Épinards et mousseline de carottes à l’orange
Consommé of osetra caviar, seaweed brioche with farm butter
The butter was from Andante Dairy - and was specially made for this dinner. It tastes like the ocean. The consomme was really wonderful. The butter was also really excellent.
Poireaux au beurre, émulsion à l’huître et vinaigre (cepage muscadet)
Monterey Bay abalone, a broken egg and vegetables from the garden
Lotte, moutarde oncteuese d’Orleans, pomme de terre fumé au bois de hetre
Ris de veau pôelé et châtaignes effilées à la truffe noire
Roast spring lamb, young vegetables perfumed with dates
Carottes, sauce au chocolate <araguani>
Meyer lemon soufflé and other citrus (Gene Lester)
We brought some other wines (not listed), but also enjoyed these wines by the glass that were specially chosen for the event:
2002 Lignier-Belair Richebourg
2003 Bernard Morey Santenay Les Fussiene
You may notice that we do not give out a lot of praise.

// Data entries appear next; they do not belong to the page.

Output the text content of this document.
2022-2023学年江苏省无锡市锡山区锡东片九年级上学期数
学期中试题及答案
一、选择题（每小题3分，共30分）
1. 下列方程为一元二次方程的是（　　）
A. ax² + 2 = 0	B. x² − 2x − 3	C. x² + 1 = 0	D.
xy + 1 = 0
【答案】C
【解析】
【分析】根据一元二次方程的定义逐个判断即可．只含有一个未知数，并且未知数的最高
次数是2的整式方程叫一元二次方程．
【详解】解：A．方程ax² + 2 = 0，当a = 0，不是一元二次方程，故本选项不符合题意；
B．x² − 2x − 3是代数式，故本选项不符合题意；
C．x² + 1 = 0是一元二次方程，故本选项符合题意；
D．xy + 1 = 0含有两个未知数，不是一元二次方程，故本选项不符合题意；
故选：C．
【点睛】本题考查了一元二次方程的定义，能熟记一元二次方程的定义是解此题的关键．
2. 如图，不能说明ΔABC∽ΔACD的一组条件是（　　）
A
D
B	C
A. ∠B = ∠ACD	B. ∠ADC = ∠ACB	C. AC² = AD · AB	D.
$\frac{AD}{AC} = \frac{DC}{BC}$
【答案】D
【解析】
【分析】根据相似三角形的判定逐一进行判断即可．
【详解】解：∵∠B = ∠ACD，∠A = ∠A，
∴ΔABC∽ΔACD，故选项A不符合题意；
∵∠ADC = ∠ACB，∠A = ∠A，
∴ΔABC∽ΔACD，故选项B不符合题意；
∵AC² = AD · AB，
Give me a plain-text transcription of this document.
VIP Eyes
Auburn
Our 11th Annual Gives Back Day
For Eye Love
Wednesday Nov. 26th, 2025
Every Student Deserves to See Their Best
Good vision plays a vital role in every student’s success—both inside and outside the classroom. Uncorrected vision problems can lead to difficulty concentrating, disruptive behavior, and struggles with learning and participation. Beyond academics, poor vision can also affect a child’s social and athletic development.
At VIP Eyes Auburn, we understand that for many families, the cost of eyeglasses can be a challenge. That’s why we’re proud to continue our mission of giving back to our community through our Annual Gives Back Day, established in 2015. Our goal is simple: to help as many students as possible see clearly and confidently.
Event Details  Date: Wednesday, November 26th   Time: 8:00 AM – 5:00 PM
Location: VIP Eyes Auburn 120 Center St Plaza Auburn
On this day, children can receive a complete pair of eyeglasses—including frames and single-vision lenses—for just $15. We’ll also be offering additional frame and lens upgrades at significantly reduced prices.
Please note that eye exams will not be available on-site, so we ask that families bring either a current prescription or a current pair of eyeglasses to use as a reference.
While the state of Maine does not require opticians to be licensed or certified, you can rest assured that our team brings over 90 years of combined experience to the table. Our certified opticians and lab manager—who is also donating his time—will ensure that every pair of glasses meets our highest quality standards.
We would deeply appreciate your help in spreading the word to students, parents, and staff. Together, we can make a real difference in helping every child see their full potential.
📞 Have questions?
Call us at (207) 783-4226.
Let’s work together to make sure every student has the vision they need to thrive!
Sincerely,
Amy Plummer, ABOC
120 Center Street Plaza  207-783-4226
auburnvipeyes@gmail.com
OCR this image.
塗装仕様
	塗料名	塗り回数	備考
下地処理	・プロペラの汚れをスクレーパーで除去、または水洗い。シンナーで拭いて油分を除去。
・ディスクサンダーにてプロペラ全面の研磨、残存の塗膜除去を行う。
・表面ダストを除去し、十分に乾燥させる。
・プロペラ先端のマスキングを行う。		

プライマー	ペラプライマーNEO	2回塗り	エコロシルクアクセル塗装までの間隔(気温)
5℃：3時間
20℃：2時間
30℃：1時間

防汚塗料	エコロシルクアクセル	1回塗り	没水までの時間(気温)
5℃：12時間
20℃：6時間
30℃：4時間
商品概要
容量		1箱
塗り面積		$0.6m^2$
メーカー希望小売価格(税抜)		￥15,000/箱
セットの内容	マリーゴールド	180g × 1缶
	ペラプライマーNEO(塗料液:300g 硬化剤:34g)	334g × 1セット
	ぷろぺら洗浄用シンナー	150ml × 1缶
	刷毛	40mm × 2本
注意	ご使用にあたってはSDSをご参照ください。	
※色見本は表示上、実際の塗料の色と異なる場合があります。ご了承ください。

Having been to so many high-quality restaurants, it's pretty tough to impress us.
Most of our reviews are based on just one visit. We neither have the time nor the money (or often, the inclination) to visit most restaurants multiple times. So, please keep in mind that a single-visit review is a snapshot - the restaurant may be "on it" that day - or not. If the meal has a calamity involved (foreign objects in the food, wine poured on us, etc.) we try not to let it shade the overall review.
We pay for the food and beverages; restaurants never comp us. We try to be discreet about taking photos so that the staff doesn't notice/get an idea we're going to do a review. We rarely take notes in the restaurant.
Like the rest of our website, we update our restaurant review pages based upon subsequent visits.